The first T-28s to see combat were actually converted former Navy T-28Bs. As part of Operation Farm Gate the USAF’s 4400th Combat Crew Training Wing (CCTW) deployed to South Vietnam in 1961 to train South Vietnamese pilots, who operated T-28Ds throughout the war. The USAF equipped several Special Operations Squadrons (SOSs) with T-28Ds and AT-28Ds and operated them from bases in Southeast Asia until the type was finally retired from combat use in 1972. France operated T-28S Fennecs as COIN attack aircraft. Interestingly the Fennecs were powered by the same version of the R-1820 used to power the Boeing B-17 Flying Fortress.
In addition to the United States Army, Air Force, Navy, and Marine Corps, T-28s and derivatives thereof have been operated as trainers or in combat by Argentina, Bolivia, Brazil, the Democratic Republic of Congo, Cuba, the Dominican Republic, Ecuador, Ethiopia, France, Haiti, Honduras, Japan, the Khmer Republic, Laos, Mexico, Morocco, Nicaragua, the Philippines, South Korea, Saudi Arabia, South Vietnam, Tunisia, Taiwan, Thailand, Uruguay, Vietnam, and Zaire.
Today T-28s are popular warbirds around the world. Although not miserly when it comes to fuel consumption, T-28s are still light on the controls, easily flown, and good warbird values. There are usually several of them for sale at any time- from meticulously restored examples to essentially stock aircraft ready for flight or restoration. There is even a lot of 40 stock unassembled Navy surplus T-28Bs and T-28Cs, many with full logbooks, available for sale as an entire lot or individually. Once (justifiably) famous for leaking oil from that big old radial engine, available upgrades and updates have eliminated most of the mess.

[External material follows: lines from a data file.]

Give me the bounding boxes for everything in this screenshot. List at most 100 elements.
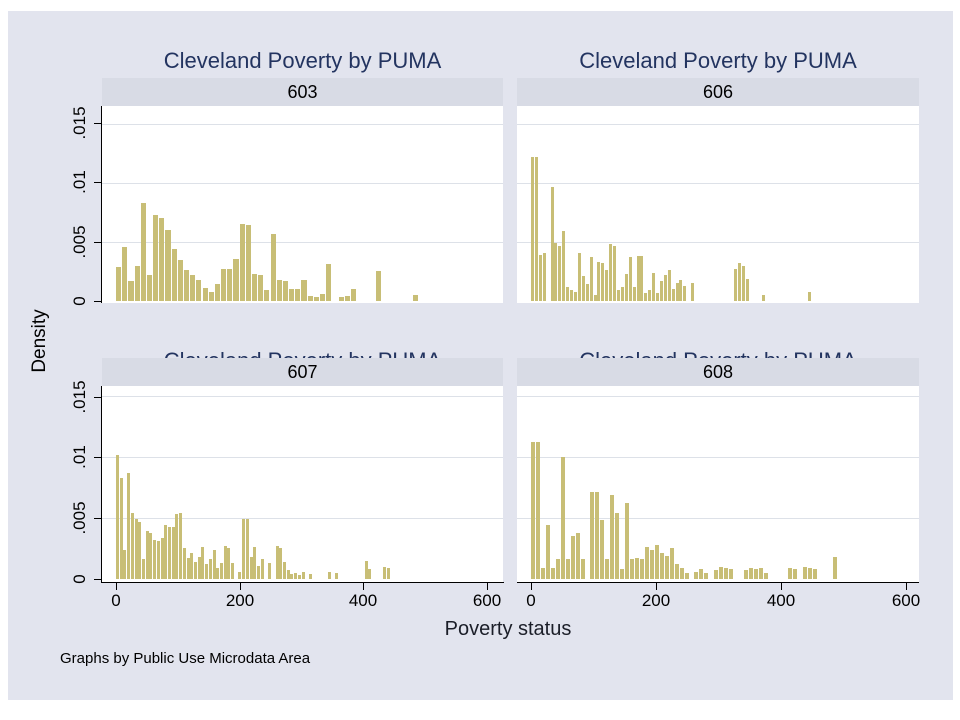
histogram-bar (245, 519, 249, 579)
histogram-bar (745, 279, 749, 301)
histogram-bar (212, 550, 216, 579)
histogram-bar (545, 525, 550, 579)
histogram-plot-607 (102, 386, 503, 582)
histogram-bar (610, 495, 615, 579)
histogram-bar (242, 519, 246, 579)
histogram-bar (202, 288, 208, 301)
histogram-bar (763, 573, 768, 579)
histogram-bar (368, 569, 372, 579)
histogram-bar (130, 513, 134, 579)
histogram-bar (249, 557, 253, 579)
histogram-bar (684, 573, 689, 579)
y-tick-mark (94, 242, 102, 243)
histogram-bar (171, 527, 175, 579)
x-tick-mark (906, 582, 907, 590)
histogram-bar (565, 559, 570, 579)
x-tick-label: 200 (225, 591, 255, 610)
histogram-bar (674, 564, 679, 579)
histogram-bar (184, 270, 190, 301)
histogram-bar (260, 559, 264, 579)
histogram-bar (253, 547, 257, 579)
histogram-bar (319, 294, 326, 301)
histogram-bar (734, 269, 738, 301)
histogram-bar (691, 283, 695, 301)
histogram-bar (699, 569, 704, 579)
histogram-bar (290, 574, 294, 579)
histogram-bar (679, 568, 684, 579)
histogram-bar (134, 266, 140, 301)
histogram-bar (167, 527, 171, 579)
histogram-bar (748, 568, 753, 579)
y-tick-label: .01 (70, 170, 89, 194)
histogram-bar (555, 559, 560, 579)
histogram-bar (297, 575, 301, 579)
histogram-bar (550, 568, 555, 579)
histogram-bar (383, 567, 387, 579)
histogram-bar (227, 548, 231, 579)
gridline (517, 396, 919, 397)
x-tick-mark (240, 582, 241, 590)
histogram-bar (535, 442, 540, 579)
histogram-bar (659, 553, 664, 579)
histogram-bar (538, 255, 542, 301)
histogram-bar (575, 533, 580, 579)
histogram-bar (138, 522, 142, 579)
x-tick-label: 600 (891, 591, 921, 610)
x-tick-mark (781, 582, 782, 590)
histogram-bar (542, 253, 546, 301)
histogram-bar (186, 558, 190, 579)
histogram-bar (554, 243, 558, 301)
histogram-bar (531, 442, 535, 579)
histogram-bar (214, 284, 221, 301)
x-tick-label: 0 (111, 591, 121, 610)
histogram-bar (175, 514, 179, 579)
histogram-bar (308, 574, 312, 579)
histogram-bar (694, 572, 699, 579)
histogram-bar (282, 562, 286, 579)
histogram-bar (216, 568, 220, 579)
panel-title-603: Cleveland Poverty by PUMA (163, 48, 442, 73)
y-tick-mark (94, 123, 102, 124)
y-tick-mark (94, 301, 102, 302)
gridline (102, 183, 503, 184)
histogram-bar (245, 225, 251, 301)
histogram-bar (208, 292, 214, 301)
histogram-bar (219, 563, 223, 579)
histogram-bar (654, 545, 659, 579)
histogram-bar (566, 287, 570, 301)
histogram-bar (223, 546, 227, 579)
histogram-bar (190, 553, 194, 579)
histogram-bar (793, 569, 798, 579)
histogram-bar (595, 492, 600, 579)
histogram-bar (159, 218, 165, 301)
histogram-bar (601, 263, 605, 301)
puma-header-603: 603 (102, 78, 503, 106)
gridline (517, 183, 919, 184)
histogram-bar (252, 274, 258, 301)
y-tick-label: .015 (70, 380, 89, 414)
y-axis-line-top (101, 106, 102, 303)
histogram-bar (327, 572, 331, 579)
histogram-bar (630, 559, 634, 579)
histogram-bar (326, 264, 332, 301)
histogram-bar (813, 569, 818, 579)
histogram-bar (808, 292, 812, 301)
histogram-bar (663, 275, 667, 301)
histogram-bar (145, 531, 149, 579)
histogram-bar (636, 256, 640, 301)
histogram-bar (671, 289, 675, 301)
histogram-bar (338, 297, 344, 301)
histogram-bar (679, 280, 683, 301)
histogram-bar (119, 478, 123, 579)
histogram-bar (279, 548, 283, 579)
histogram-bar (534, 157, 538, 301)
histogram-bar (165, 230, 171, 301)
x-tick-mark (656, 582, 657, 590)
histogram-bar (738, 263, 742, 301)
histogram-bar (632, 287, 636, 301)
histogram-bar (205, 564, 208, 579)
histogram-bar (350, 289, 356, 301)
histogram-bar (182, 548, 186, 579)
gridline (517, 457, 919, 458)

The North American Trainer Association (NATA) is an excellent networking resource for owners. The Trojan Horsemen and the Trojan Phlyers flight demonstration teams are popular airshow attractions flying their T-28s. The T-28 may not be flush-riveted or shapely (it is in fact huge!), but it performs better than many other piston-engine warbirds- and it has two seats!